J'écoutais M. Paradis, tantôt, dire qu'il recherche le plein emploi et j'en suis bien aise. Ce qui est important, encore là, c'est d'avoir les bons moyens. Bravo pour la création d'emplois! Tout le monde reconnaît que la conjoncture économique et les moyens mis en oeuvre avant n'ont pas nui. Cependant, une politique de plein emploi, c'est beaucoup plus que cela. C'est une politique organisée pour que, dans les creux conjoncturels, on puisse minimiser les problèmes. (22 heures)

Or, nous venons de vivre une année où, oui, il y a eu 104 000 emplois de créés, mais où nous sommes encore à un chômage moyen de 10 %. Si on est à la veille d'une période de ralentissement et de récession, 10 % de chômage moyen, ce serait partir de bien haut et on risquerait encore de se retrouver dans des situations extrêmement pénibles. Donc, pour éviter cela, il faut non seulement des moyens macro économiques - malheureusement, le Québec ne les contrôle pas tous et on sait qu'en ce moment le taux de change est évidemment inquiétant - mais également une série de moyens que le Parti québécois avait commencé à mettre en oeuvre.

La concertation, cela ne s'improvise pas, cela s'apprend. Quand des partis sont habitués à se regarder comme chien et chat, cela prend un bout de temps avant d'apprendre à prendre ensemble des responsabilités. Or, la concertation, c'est cela. La Table nationale de l'emploi, vous l'avez abolie et les sommets régionaux n'ont connu qu'un début également. Pour commencer, vous avez annoncé que vous ne les tiendriez pas; finalement, sous la pression, vous les avez tenus Bravo! Ce sont des débuts, il faut continuer.

Quand on pense, maintenant, aux programmes qui étaient expérimentés, qui sont parmi les instruments d'une politique de plein emploi, et à toutes ces corporations de développement économique et communautaire, ce sont des moyens qui permettent d'ajuster et de faire en sorte qu'on coordonne tous les moyens pour répondre aux besoins qui sont là, localement et dans les communautés de base. Ce n'est pas seulement parce que l'économie va bien dans le sens où les grands indicateurs sont performants.

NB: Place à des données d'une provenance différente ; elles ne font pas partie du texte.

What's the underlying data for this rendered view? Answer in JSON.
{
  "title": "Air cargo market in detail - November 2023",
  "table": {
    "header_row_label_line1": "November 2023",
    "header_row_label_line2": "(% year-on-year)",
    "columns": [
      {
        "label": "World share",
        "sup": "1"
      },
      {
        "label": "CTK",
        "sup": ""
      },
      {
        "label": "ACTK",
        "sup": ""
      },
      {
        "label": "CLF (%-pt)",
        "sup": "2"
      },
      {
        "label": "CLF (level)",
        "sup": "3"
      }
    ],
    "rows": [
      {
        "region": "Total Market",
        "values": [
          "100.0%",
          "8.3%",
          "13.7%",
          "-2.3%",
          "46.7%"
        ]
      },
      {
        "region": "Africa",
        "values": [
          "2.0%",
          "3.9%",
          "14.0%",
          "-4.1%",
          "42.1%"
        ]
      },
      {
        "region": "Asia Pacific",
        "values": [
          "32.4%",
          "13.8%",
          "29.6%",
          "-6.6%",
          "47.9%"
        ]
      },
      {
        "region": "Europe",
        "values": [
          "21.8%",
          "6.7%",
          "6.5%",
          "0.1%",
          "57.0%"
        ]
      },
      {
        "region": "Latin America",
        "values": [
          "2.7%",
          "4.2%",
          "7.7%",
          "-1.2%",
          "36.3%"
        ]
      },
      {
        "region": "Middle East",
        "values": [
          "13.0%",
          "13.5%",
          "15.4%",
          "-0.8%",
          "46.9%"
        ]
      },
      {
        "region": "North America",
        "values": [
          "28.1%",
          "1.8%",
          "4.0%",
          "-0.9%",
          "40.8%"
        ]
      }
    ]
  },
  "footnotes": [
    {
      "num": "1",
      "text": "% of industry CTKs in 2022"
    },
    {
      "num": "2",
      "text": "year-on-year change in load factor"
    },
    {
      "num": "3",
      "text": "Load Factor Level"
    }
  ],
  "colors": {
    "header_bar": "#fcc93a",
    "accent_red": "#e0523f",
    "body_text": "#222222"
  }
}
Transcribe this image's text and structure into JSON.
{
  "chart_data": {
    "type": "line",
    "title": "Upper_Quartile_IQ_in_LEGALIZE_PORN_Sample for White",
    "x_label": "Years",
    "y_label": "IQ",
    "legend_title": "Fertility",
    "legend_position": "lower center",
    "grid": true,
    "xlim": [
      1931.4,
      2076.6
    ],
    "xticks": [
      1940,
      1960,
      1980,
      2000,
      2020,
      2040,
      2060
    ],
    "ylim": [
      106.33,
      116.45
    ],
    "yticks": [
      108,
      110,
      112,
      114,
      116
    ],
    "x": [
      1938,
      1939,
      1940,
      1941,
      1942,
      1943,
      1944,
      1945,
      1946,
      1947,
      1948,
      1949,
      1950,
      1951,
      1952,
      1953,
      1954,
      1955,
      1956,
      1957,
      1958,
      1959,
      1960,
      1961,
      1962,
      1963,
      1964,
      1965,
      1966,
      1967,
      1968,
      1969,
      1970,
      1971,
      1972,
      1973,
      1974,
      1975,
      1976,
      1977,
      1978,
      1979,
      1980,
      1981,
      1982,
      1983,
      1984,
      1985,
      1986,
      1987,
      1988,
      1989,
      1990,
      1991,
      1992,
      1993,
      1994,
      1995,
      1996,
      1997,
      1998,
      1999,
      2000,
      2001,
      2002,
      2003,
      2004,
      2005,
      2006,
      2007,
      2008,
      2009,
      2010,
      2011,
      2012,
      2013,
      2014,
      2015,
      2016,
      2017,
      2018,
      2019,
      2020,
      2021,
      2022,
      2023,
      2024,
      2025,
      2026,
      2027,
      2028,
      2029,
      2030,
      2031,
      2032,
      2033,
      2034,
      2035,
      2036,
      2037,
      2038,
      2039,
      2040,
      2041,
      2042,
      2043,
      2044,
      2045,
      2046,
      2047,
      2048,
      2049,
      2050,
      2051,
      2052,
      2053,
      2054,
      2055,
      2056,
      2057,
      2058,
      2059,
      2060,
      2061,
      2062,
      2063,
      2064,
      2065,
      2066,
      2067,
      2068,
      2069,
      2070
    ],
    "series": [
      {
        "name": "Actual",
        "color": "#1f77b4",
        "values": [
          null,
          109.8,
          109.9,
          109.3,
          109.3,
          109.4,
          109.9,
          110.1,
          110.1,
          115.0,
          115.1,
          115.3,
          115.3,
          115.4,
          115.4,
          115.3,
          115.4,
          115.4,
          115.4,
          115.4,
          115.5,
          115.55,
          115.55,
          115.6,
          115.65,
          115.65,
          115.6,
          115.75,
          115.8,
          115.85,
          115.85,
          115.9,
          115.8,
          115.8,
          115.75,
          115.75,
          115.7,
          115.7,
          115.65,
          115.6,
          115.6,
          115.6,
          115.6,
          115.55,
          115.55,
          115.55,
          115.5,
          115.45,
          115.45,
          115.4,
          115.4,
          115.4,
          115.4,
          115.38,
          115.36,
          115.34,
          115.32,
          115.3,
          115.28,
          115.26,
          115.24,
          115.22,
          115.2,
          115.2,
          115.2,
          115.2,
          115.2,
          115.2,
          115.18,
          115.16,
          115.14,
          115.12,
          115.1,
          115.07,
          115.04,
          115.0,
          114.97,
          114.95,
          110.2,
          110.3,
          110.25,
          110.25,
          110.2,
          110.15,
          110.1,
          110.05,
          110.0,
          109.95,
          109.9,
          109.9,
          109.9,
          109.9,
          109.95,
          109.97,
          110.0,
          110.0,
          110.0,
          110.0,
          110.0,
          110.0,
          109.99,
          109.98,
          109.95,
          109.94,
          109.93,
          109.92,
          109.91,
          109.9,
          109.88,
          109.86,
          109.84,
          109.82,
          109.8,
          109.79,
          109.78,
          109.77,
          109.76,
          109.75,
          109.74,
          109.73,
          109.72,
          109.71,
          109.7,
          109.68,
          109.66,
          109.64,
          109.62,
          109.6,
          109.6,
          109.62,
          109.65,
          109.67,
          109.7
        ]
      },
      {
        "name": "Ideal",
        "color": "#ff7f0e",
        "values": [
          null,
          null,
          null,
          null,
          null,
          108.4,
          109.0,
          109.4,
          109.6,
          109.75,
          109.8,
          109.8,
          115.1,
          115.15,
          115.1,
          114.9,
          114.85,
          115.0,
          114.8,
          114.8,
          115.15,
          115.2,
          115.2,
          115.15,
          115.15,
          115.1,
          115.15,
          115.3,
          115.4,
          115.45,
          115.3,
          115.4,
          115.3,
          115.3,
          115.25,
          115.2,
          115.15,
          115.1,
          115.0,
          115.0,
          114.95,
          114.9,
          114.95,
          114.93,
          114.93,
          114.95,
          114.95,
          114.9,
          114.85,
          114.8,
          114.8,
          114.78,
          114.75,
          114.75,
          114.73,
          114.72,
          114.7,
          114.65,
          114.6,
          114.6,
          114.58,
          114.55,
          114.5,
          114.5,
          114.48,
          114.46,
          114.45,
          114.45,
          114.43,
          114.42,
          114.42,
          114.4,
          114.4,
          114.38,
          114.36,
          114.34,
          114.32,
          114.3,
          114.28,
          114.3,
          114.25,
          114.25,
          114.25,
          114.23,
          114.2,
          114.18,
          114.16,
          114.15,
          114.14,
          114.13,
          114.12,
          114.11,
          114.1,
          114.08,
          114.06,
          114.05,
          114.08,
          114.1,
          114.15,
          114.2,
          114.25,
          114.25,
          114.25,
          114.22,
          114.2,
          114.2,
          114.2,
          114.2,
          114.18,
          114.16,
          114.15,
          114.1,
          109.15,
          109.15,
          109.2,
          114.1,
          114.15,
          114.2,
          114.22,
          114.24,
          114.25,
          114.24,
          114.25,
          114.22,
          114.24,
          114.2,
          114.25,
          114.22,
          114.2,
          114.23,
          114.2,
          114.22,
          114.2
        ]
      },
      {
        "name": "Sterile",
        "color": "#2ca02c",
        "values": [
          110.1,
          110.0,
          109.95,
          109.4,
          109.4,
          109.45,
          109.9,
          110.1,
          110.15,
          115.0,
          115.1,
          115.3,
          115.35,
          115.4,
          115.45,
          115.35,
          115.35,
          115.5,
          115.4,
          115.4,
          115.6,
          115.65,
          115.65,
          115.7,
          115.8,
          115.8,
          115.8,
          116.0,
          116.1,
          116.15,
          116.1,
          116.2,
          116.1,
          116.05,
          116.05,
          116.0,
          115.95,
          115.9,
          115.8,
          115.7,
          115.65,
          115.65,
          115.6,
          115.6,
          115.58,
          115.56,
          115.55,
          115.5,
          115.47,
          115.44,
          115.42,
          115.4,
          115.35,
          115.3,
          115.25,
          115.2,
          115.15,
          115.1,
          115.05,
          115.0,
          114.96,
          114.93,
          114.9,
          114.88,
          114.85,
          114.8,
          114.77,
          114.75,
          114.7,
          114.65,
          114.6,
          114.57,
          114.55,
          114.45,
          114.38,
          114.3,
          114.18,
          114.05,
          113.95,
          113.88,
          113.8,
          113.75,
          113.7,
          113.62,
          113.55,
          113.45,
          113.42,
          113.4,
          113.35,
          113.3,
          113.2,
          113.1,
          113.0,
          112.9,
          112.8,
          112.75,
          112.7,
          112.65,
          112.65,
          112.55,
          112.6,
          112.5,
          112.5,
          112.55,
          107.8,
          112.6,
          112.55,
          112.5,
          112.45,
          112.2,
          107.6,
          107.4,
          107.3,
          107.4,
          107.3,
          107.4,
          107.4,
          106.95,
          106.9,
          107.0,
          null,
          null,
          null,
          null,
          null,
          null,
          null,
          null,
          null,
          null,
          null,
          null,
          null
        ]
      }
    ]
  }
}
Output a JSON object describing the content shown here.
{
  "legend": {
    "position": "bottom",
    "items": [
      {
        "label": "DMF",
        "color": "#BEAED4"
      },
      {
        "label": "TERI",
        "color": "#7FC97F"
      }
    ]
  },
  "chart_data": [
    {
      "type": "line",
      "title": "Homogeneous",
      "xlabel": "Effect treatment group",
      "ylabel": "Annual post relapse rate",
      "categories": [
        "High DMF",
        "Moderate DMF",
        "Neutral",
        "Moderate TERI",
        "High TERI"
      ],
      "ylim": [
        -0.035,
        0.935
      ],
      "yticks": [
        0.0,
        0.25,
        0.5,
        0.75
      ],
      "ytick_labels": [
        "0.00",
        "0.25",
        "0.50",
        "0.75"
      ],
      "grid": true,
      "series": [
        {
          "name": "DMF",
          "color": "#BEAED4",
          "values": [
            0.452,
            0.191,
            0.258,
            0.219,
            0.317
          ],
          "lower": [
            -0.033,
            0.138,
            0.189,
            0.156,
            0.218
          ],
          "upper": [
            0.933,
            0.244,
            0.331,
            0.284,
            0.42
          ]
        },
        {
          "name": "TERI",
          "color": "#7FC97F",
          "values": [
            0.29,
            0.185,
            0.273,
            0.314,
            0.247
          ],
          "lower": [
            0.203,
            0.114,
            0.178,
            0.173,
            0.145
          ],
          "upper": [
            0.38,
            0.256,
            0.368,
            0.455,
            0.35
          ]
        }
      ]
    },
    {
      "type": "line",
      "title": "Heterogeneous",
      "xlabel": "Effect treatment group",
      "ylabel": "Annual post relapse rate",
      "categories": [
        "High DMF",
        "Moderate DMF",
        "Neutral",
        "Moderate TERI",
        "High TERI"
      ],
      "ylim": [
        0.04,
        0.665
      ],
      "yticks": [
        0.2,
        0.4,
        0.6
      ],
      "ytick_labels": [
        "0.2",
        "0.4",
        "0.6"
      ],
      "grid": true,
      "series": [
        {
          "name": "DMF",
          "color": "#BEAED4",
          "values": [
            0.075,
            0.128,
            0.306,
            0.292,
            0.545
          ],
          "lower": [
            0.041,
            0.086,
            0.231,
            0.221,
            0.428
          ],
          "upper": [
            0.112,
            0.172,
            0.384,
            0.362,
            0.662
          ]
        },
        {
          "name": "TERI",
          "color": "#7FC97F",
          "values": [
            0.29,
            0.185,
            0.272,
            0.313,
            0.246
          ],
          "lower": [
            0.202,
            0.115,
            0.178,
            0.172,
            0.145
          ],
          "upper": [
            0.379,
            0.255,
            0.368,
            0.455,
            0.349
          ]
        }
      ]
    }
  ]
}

Vous savez, M. le ministre, vous avez entendu assez de monde défiler devant vous pour savoir que, si cela va bien pour certaines et certains, c'est loin d'aller bien pour tout le monde. Or, pour faire en sorte que cela aille bien pour tout le monde, il n'est pas suffisant de laisser aller les grands indicateurs, surtout quand on sait qu'ils sont peut-être à la veille d'éclater comme un thermomètre. Il y a plein de moyens à mettre en oeuvre: des moyens qui passent par la concertation, par la recherche de création d'emplois, par exemple, le reboisement ou les travaux communautaires, mais en termes de création d'emplois, il ne faut pas seulement mettre en oeuvre des programmes à durée limitée. Les programmes à durée limitée, cela va faire comme la salade de programmes qu'on a déjà eus à plusieurs périodes

Le Président (M. Kehoe): Merci, madame. Compte tenu du fait qu'il est passé 22 heures, je demande la permission aux membres de la commission pour continuer nos travaux quelques minutes. Cela prend un consentement.

Des voix: Oui.

Le Président (M. Kehoe): D'accord. Madame, avez-vous terminé?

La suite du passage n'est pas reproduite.